Philipp von Hilgers, managing director of Meetrics said: ‘The UK market has historically been in last place for viewability, but optimisation measures are finally taking effect. Nevertheless, the UK still has work to do to catch up with performance rates internationally.’ 

It’s not all bad news however: Meetrics also discovered that UK consumers view display ads for five seconds more than the international average.


GDPR leaves a scorched path, with weary companies reluctant to email customers with marketing materials. Best to be prudent, given all the bad anti-email press generated by the GDPR storm. 

But are these fears unfounded? 

Apparently so. In an online survey, marketing trade association DMA has discovered that a huge 73% feel that email is still their preferred marketing channel. Post came second, ahead of other platforms like social media, text message, face-to-face and telephone. 

Acquisition and the Consumer Mindset also found that 90% of respondents are aware of GDPR, and 38% feel simple-to-understand information makes for trustworthy marketing messages.   

Rachel Aldighieri, managing director of DMA, said: ‘It is encouraging to see that GDPR hasn’t had a negative impact on consumer perceptions of email marketing. Evidently, it remains a key way to engage customers when it is used to promote the right opportunities at the right times.’ 

So, the conclusion here is… email away!


Digital advertisers are wasting a shocking £40 million on ad fraud every day. That’s almost £14.5 billion per year, representing nearly 10% of total digital advertising spend worldwide. 

The estimate from Juniper Research illustrates the sheer magnitude of the problem of fraudulent adverts. Google blocks billions of ‘bad ads’ every year, but even this is just a relatively minor arrow into the monster of continual fraud. 

Ad fraud refers to activities that aim to get commission for adverts that are never really seen by consumers. They are becoming ever harder to detect, tricking advertisers into giving up millions for nothing. 
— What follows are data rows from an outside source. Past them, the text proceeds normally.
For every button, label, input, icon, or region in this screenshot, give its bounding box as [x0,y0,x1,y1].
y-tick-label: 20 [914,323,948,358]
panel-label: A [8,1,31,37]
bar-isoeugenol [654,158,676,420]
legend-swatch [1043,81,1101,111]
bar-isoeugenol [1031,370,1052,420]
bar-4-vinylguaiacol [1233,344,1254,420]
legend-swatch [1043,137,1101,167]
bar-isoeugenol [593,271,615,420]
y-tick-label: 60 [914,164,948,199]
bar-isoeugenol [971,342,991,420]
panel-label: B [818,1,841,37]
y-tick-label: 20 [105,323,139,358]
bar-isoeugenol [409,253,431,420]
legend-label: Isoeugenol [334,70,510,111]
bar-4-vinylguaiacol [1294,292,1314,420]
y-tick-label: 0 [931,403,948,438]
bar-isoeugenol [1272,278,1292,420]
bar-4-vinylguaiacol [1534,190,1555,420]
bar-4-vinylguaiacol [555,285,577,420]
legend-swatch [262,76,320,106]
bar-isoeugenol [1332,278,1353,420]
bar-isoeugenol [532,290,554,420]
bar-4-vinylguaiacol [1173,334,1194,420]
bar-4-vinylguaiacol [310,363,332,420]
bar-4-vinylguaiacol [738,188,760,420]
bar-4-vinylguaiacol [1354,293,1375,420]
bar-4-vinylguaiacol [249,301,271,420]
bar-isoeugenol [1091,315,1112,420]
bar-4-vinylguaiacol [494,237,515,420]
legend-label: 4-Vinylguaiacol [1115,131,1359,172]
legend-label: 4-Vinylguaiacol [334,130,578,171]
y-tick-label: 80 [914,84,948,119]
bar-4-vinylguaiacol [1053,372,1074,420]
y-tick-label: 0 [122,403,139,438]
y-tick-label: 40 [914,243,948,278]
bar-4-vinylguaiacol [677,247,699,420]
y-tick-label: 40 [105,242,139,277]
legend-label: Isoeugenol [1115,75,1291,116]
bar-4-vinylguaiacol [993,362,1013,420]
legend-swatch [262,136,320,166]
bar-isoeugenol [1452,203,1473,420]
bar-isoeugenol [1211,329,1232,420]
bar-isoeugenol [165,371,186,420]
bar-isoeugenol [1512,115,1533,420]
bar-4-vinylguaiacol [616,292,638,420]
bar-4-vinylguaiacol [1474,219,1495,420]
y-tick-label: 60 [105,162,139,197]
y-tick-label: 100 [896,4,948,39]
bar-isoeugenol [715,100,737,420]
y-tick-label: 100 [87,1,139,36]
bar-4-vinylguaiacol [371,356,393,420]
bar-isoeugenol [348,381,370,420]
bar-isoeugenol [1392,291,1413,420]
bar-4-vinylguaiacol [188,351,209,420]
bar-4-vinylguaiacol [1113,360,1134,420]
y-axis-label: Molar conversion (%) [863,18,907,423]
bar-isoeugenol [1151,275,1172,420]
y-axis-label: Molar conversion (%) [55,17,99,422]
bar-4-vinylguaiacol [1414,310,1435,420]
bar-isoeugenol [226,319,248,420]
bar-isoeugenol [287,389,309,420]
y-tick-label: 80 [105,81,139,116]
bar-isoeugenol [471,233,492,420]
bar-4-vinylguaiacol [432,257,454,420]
With advanced sneaky techniques such as ad injection, pixel stuffing, domain laundering, ad stacking and botnets, how can advertisers protect themselves from ad fraud and increase the effectiveness of their digital campaigns

Here is a list of quick tips: 

  • Invest in a digital anti-fraud tool
  • Watch campaigns for suspicious traffic and look out for unusual changes
  • Use an ad verification vendor
  • Block countries with the highest ad fraud rate
  • Use both domain whitelists and blacklists
  • Consider private marketplaces
  • Know whom you’re directly buying media from 

Our final piece of advice is that fraudsters are getting more inventive every year; keep a keen eye on your campaigns and your ear close to the ground for any developments.